Renishaw InfiniAM Spectral Software Monitors Laser Powder-Bed Fusion
The real-time monitoring software enables manufacturers to gather meltpool data for traceable production and process optimization in metal 3D printing.
Renishaw Inc.’s InfiniAM Spectral process monitoring software is intended to help manufacturers overcome the barriers to AM in critical applications, process stability and part quality. Designed for the laser powder-bed fusion (LPBF) process, the real-time monitoring software enables manufacturers to gather meltpool data for traceable production and process optimization.
InfiniAM Spectral is part of a developing family of products that helps users capture, evaluate and store process data from Renishaw LPBF technologies, the company says. The software enables data capture, presentation and analysis, representing a powerful tool for developing a deep understanding of the AM process.
The software offers two measurement functions in the sensor modules. The first module, LaserView, uses a photosensitive diode to measure the intensity of the laser energy. The second module, MeltView, captures emissions from the melt pool in the near-infrared and infrared spectral ranges. These two sensor signals can be compared to help identify discrepancies.
MeltView and LaserView stream data across a conventional computer network on a layer-by-layer basis, so manufacturers can analyze process monitoring data in real-time. As the build progresses, the data is rendered live in 3D for viewing in InfiniAM Spectral. The engineer can compare the data from each sensor to identify any deviations, which may indicate the presence of anomalies that could lead to defects.
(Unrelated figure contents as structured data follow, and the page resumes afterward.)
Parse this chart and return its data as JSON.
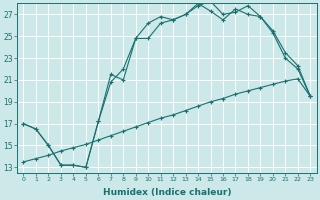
{
  "xlabel": "Humidex (Indice chaleur)",
  "bg_color": "#cce8e8",
  "grid_color": "#b8d8d8",
  "line_color": "#1a7070",
  "xlim": [
    -0.5,
    23.5
  ],
  "ylim": [
    12.5,
    28.0
  ],
  "xticks": [
    0,
    1,
    2,
    3,
    4,
    5,
    6,
    7,
    8,
    9,
    10,
    11,
    12,
    13,
    14,
    15,
    16,
    17,
    18,
    19,
    20,
    21,
    22,
    23
  ],
  "yticks": [
    13,
    15,
    17,
    19,
    21,
    23,
    25,
    27
  ],
  "line1_x": [
    0,
    1,
    2,
    3,
    4,
    5,
    6,
    7,
    8,
    9,
    10,
    11,
    12,
    13,
    14,
    15,
    16,
    17,
    18,
    19,
    20,
    21,
    22,
    23
  ],
  "line1_y": [
    13.5,
    13.8,
    14.1,
    14.5,
    14.8,
    15.1,
    15.5,
    15.9,
    16.3,
    16.7,
    17.1,
    17.5,
    17.8,
    18.2,
    18.6,
    19.0,
    19.3,
    19.7,
    20.0,
    20.3,
    20.6,
    20.9,
    21.1,
    19.5
  ],
  "line2_x": [
    0,
    1,
    2,
    3,
    4,
    5,
    6,
    7,
    8,
    9,
    10,
    11,
    12,
    13,
    14,
    15,
    16,
    17,
    18,
    19,
    20,
    21,
    22,
    23
  ],
  "line2_y": [
    17.0,
    16.5,
    15.0,
    13.2,
    13.2,
    13.0,
    17.2,
    21.5,
    21.0,
    24.8,
    26.2,
    26.8,
    26.5,
    27.0,
    27.8,
    28.2,
    27.0,
    27.2,
    27.8,
    26.8,
    25.3,
    23.0,
    22.0,
    19.5
  ],
  "line3_x": [
    0,
    1,
    2,
    3,
    4,
    5,
    6,
    7,
    8,
    9,
    10,
    11,
    12,
    13,
    14,
    15,
    16,
    17,
    18,
    19,
    20,
    21,
    22,
    23
  ],
  "line3_y": [
    17.0,
    16.5,
    15.0,
    13.2,
    13.2,
    13.0,
    17.2,
    20.8,
    22.0,
    24.8,
    24.8,
    26.2,
    26.5,
    27.0,
    28.0,
    27.3,
    26.5,
    27.5,
    27.0,
    26.8,
    25.5,
    23.5,
    22.3,
    19.5
  ]
}
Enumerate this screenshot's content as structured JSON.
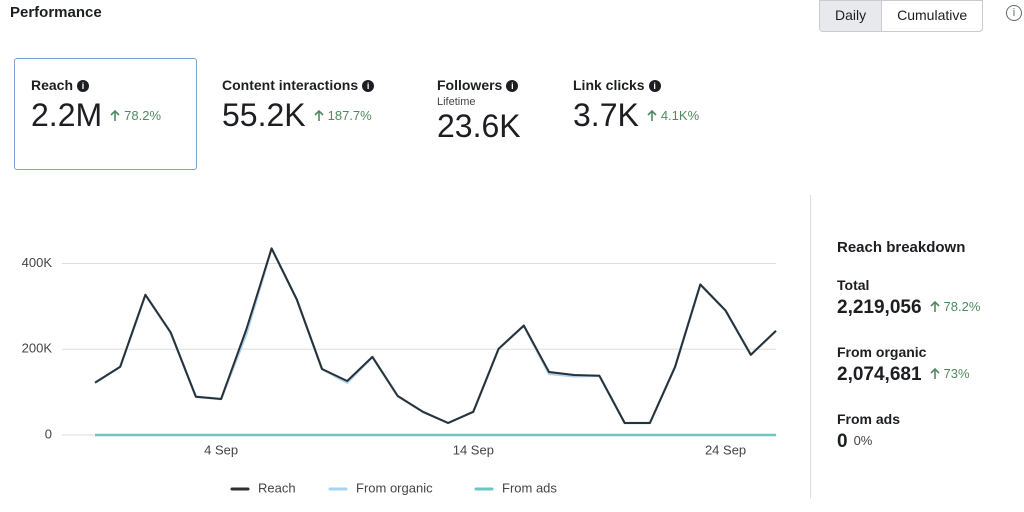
{
  "header": {
    "title": "Performance",
    "tabs": [
      "Daily",
      "Cumulative"
    ]
  },
  "metrics": [
    {
      "label": "Reach",
      "value": "2.2M",
      "change": "78.2%"
    },
    {
      "label": "Content interactions",
      "value": "55.2K",
      "change": "187.7%"
    },
    {
      "label": "Followers",
      "sublabel": "Lifetime",
      "value": "23.6K"
    },
    {
      "label": "Link clicks",
      "value": "3.7K",
      "change": "4.1K%"
    }
  ],
  "chart_data": {
    "type": "line",
    "categories": [
      null,
      null,
      null,
      null,
      null,
      "4 Sep",
      null,
      null,
      null,
      null,
      null,
      null,
      null,
      null,
      null,
      "14 Sep",
      null,
      null,
      null,
      null,
      null,
      null,
      null,
      null,
      null,
      "24 Sep",
      null,
      null
    ],
    "series": [
      {
        "name": "Reach",
        "color": "#2b3035",
        "values": [
          122000,
          159000,
          327000,
          239000,
          89000,
          84000,
          246000,
          435000,
          316000,
          154000,
          126000,
          182000,
          91000,
          54000,
          28000,
          54000,
          201000,
          255000,
          147000,
          140000,
          138000,
          28000,
          28000,
          159000,
          351000,
          290000,
          187000,
          243000
        ]
      },
      {
        "name": "From organic",
        "color": "#a8d4f0",
        "values": [
          122000,
          159000,
          327000,
          239000,
          89000,
          84000,
          235000,
          435000,
          316000,
          154000,
          122000,
          182000,
          91000,
          54000,
          28000,
          54000,
          201000,
          255000,
          143000,
          137000,
          138000,
          28000,
          28000,
          159000,
          351000,
          290000,
          187000,
          243000
        ]
      },
      {
        "name": "From ads",
        "color": "#6cc6c6",
        "values": [
          0,
          0,
          0,
          0,
          0,
          0,
          0,
          0,
          0,
          0,
          0,
          0,
          0,
          0,
          0,
          0,
          0,
          0,
          0,
          0,
          0,
          0,
          0,
          0,
          0,
          0,
          0,
          0
        ]
      }
    ],
    "ylim": [
      0,
      450000
    ],
    "yticks": [
      0,
      {
        "value": 200000,
        "label": "200K"
      },
      {
        "value": 400000,
        "label": "400K"
      }
    ],
    "grid": true,
    "legend": "bottom"
  },
  "breakdown": {
    "title": "Reach breakdown",
    "items": [
      {
        "label": "Total",
        "value": "2,219,056",
        "change": "78.2%"
      },
      {
        "label": "From organic",
        "value": "2,074,681",
        "change": "73%"
      },
      {
        "label": "From ads",
        "value": "0",
        "change": "0%"
      }
    ]
  }
}
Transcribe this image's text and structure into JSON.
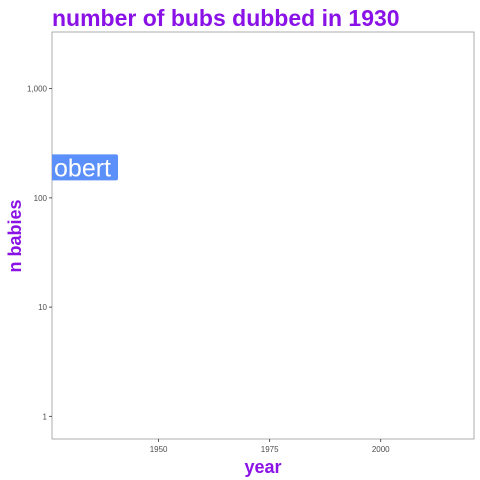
{
  "chart_data": {
    "type": "line",
    "title": "number of bubs dubbed in 1930",
    "xlabel": "year",
    "ylabel": "n babies",
    "x_scale": "linear",
    "y_scale": "log10",
    "xlim": [
      1926,
      2021
    ],
    "ylim": [
      0.62,
      3300
    ],
    "x_ticks": [
      1950,
      1975,
      2000
    ],
    "x_tick_labels": [
      "1950",
      "1975",
      "2000"
    ],
    "y_ticks": [
      1,
      10,
      100,
      1000
    ],
    "y_tick_labels": [
      "1",
      "10",
      "100",
      "1,000"
    ],
    "grid": false,
    "series": [
      {
        "label_text": "obert",
        "x": 1930,
        "y": 190,
        "color": "#5b8ff9"
      }
    ]
  },
  "colors": {
    "title": "#8b12e6",
    "axis_title": "#8b12e6",
    "label_fill": "#5b8ff9",
    "panel_border": "#9a9a9a",
    "tick_text": "#4d4d4d"
  }
}
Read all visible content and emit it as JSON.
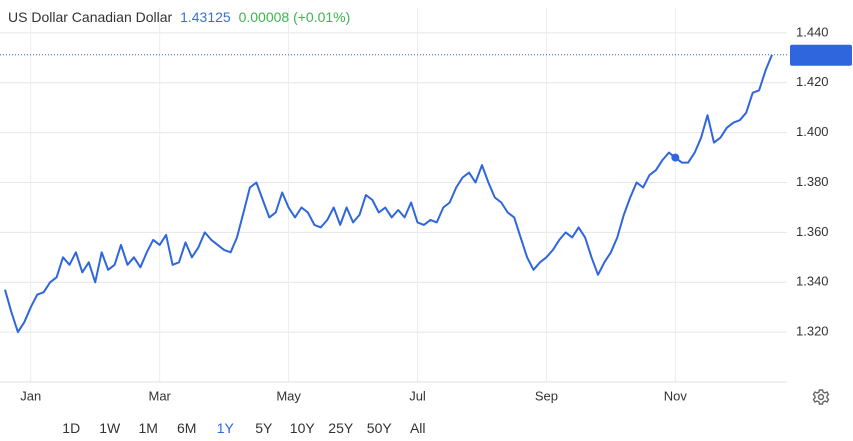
{
  "chart_data": {
    "type": "line",
    "title": "US Dollar Canadian Dollar",
    "last_price": 1.43125,
    "change": "0.00008 (+0.01%)",
    "color": "#2f66dd",
    "categories": [
      null,
      null,
      null,
      null,
      "Jan",
      null,
      null,
      null,
      null,
      null,
      null,
      null,
      null,
      null,
      null,
      null,
      null,
      null,
      null,
      null,
      null,
      null,
      null,
      null,
      "Mar",
      null,
      null,
      null,
      null,
      null,
      null,
      null,
      null,
      null,
      null,
      null,
      null,
      null,
      null,
      null,
      null,
      null,
      null,
      null,
      "May",
      null,
      null,
      null,
      null,
      null,
      null,
      null,
      null,
      null,
      null,
      null,
      null,
      null,
      null,
      null,
      null,
      null,
      null,
      null,
      "Jul",
      null,
      null,
      null,
      null,
      null,
      null,
      null,
      null,
      null,
      null,
      null,
      null,
      null,
      null,
      null,
      null,
      null,
      null,
      null,
      "Sep",
      null,
      null,
      null,
      null,
      null,
      null,
      null,
      null,
      null,
      null,
      null,
      null,
      null,
      null,
      null,
      null,
      null,
      null,
      null,
      "Nov",
      null,
      null,
      null,
      null,
      null,
      null,
      null,
      null,
      null,
      null,
      null,
      null,
      null,
      null,
      null
    ],
    "values": [
      1.337,
      1.328,
      1.32,
      1.324,
      1.33,
      1.335,
      1.336,
      1.34,
      1.342,
      1.35,
      1.347,
      1.352,
      1.344,
      1.348,
      1.34,
      1.352,
      1.345,
      1.347,
      1.355,
      1.347,
      1.35,
      1.346,
      1.352,
      1.357,
      1.355,
      1.359,
      1.347,
      1.348,
      1.356,
      1.35,
      1.354,
      1.36,
      1.357,
      1.355,
      1.353,
      1.352,
      1.358,
      1.368,
      1.378,
      1.38,
      1.373,
      1.366,
      1.368,
      1.376,
      1.37,
      1.366,
      1.37,
      1.368,
      1.363,
      1.362,
      1.365,
      1.37,
      1.363,
      1.37,
      1.364,
      1.367,
      1.375,
      1.373,
      1.368,
      1.37,
      1.366,
      1.369,
      1.366,
      1.372,
      1.364,
      1.363,
      1.365,
      1.364,
      1.37,
      1.372,
      1.378,
      1.382,
      1.384,
      1.38,
      1.387,
      1.38,
      1.374,
      1.372,
      1.368,
      1.366,
      1.358,
      1.35,
      1.345,
      1.348,
      1.35,
      1.353,
      1.357,
      1.36,
      1.358,
      1.362,
      1.358,
      1.35,
      1.343,
      1.348,
      1.352,
      1.358,
      1.367,
      1.374,
      1.38,
      1.378,
      1.383,
      1.385,
      1.389,
      1.392,
      1.39,
      1.388,
      1.388,
      1.392,
      1.398,
      1.407,
      1.396,
      1.398,
      1.402,
      1.404,
      1.405,
      1.408,
      1.416,
      1.417,
      1.425,
      1.43125
    ],
    "marker_index": 104,
    "ylim": [
      1.3,
      1.45
    ],
    "yticks": [
      {
        "value": 1.32,
        "label": "1.320"
      },
      {
        "value": 1.34,
        "label": "1.340"
      },
      {
        "value": 1.36,
        "label": "1.360"
      },
      {
        "value": 1.38,
        "label": "1.380"
      },
      {
        "value": 1.4,
        "label": "1.400"
      },
      {
        "value": 1.42,
        "label": "1.420"
      },
      {
        "value": 1.44,
        "label": "1.440"
      }
    ],
    "grid": true,
    "ranges": [
      "1D",
      "1W",
      "1M",
      "6M",
      "1Y",
      "5Y",
      "10Y",
      "25Y",
      "50Y",
      "All"
    ],
    "selected_range": 4
  }
}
“The amount of process data generated during an AM build is immense, which means it can be difficult to make practical use of it without the correct interpretation tools,” says Robin Weston, marketing manager at Renishaw’s Additive Manufacturing Products Division. “InfiniAM Spectral enables manufacturers to easily interpret data and gain a more detailed understanding of their AM processes. Access to real-time data opens the door to future developments in process control—detecting and correcting problems in real-time.”
InfiniAM Spectral will be beneficial to manufacturers producing a series of identical parts in high-value applications. When producing the first part in a series, data from LaserView and MeltView can be compared with existing X-ray or Computed Tomography (CT) data from a known good part. The manufacturer can use this signal data and can compare it against data from subsequent parts to judge quality and consistency, the company says.